Raise your hand if you’ve implemented or managed a Google AdWords campaign for your online business. Instantly, thousands of hands just touched the sky.
According to JupiterResearch, advertising trends online have mirrored those in traditional television and print media. What many online businesses have discovered is that while Google’s search capabilities are unmatched, its indexing capacity is becoming tight.
Querying a consumer-oriented term can produce a few websites associated with businesses, many of which are Google customers participating in its AdWords program. However, that same search is likely to produce a multitude of personal websites, blogs, news articles and results that are too broad for the criteria.
That’s where vertical search comes into play. Think of the burgeoning vertical-search industry as filling the same traditional-advertising niche as the trade magazine, a perfect place for advertisers in need of highly targeted results to promote their wares.
Nothing but jobs
For example, Indeed.com is a search engine used to find results associated with jobs. It’s nothing but jobs. It makes sense that some companies, whose businesses depend on some aspect of job creation, fulfillment or servicing might advertise on this search engine. It likely costs a bit more than advertising on Google, but its results are more narrowly focused. But, is moving in the direction of a vertical- search campaign always the way to go for online businesses looking to improve their advertising ROI?
Tim Kauffold is the director of business development for Michigan-based OneUpWeb. The company is comprised of online marketing professionals managing everything from developing paidsearch campaigns to mentoring businesses in all facets of online marketing.
He says vertical search isn’t for every company, but for those who execute a vertical- search campaign properly, it can be extremely profitable.
“But don’t overpay for traffic you could get at Google,” Kauffold said.
The premise behind the viability of the vertical search engine is that it can provide your business with more narrowly targeted results, leading to better leads and sales, or whatever your conversion metric might be.
However, you’ll never know whether a vertical- search campaign is right for your business until you track the effectiveness of any campaign already running for your business.
“They’ve just got to test, and they have to track,” Kauffold said.
Once a business has opened itself to the potential of a vertical-search campaign, determining which engine to go with requires “due diligence,” Kauffold said.
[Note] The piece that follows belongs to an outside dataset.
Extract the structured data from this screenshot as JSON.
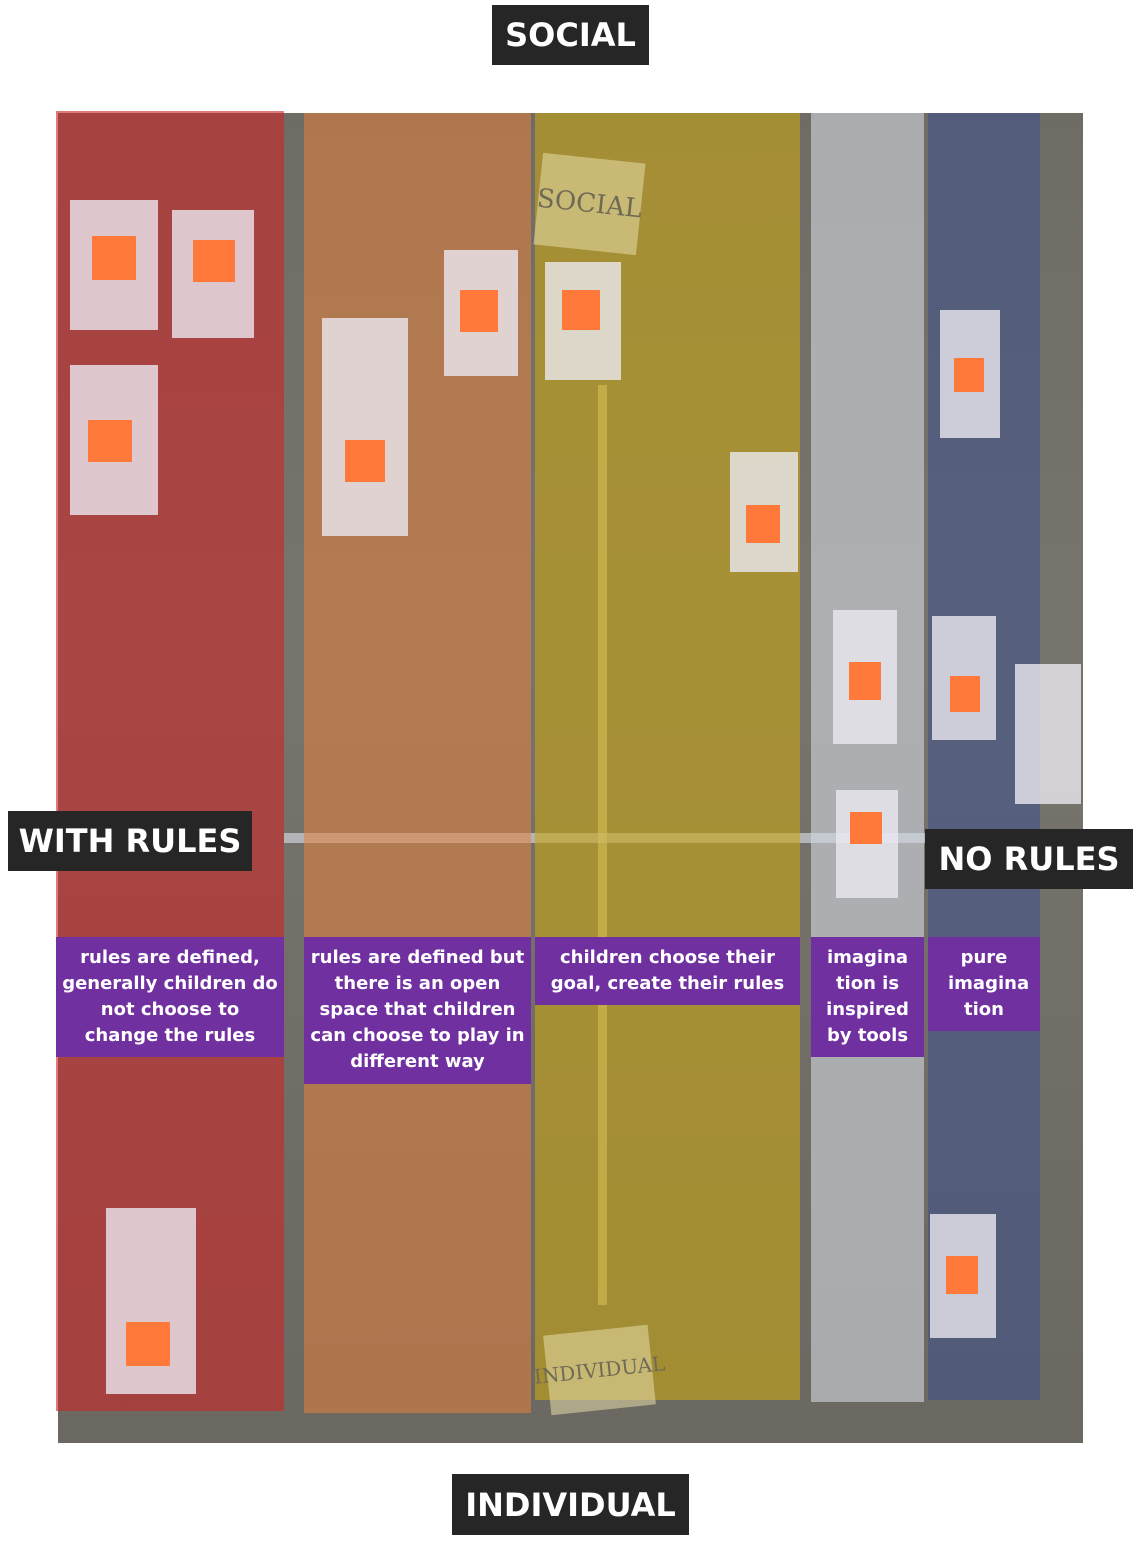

“It’s not uncommon for clicks to be a little more expensive (in the vertical-search market),” he said. Results from a vertical search engine are more targeted, more valuable and more likely to produce a higher rate of success. Regardless of the marketplace trends, what’s important is for the business owner to implement conversion tracking as part of all advertising campaigns and to adjust spending amounts based on whatever drives sales.
“I won’t say 100 percent that going with a vertical is the proper choice,” Kauffold said. “With Google, you can get very focused.”
With Google, businesses reach a much bigger audience, too. That’s why many experts recommend supplementing your Google campaigns with smaller verticalsearch initiatives. Ironically, using Google to search for vertical engines in your field of interest is a great way to find the one that’s right for you.
Kauffold said two of the better vertical engines he’s worked with include Business.com and Verticalsearch.com. Other popular vertical search engines include Answers.com and Oodle.com, not to mention any number of industry-specific websites that offer advertising opportunities.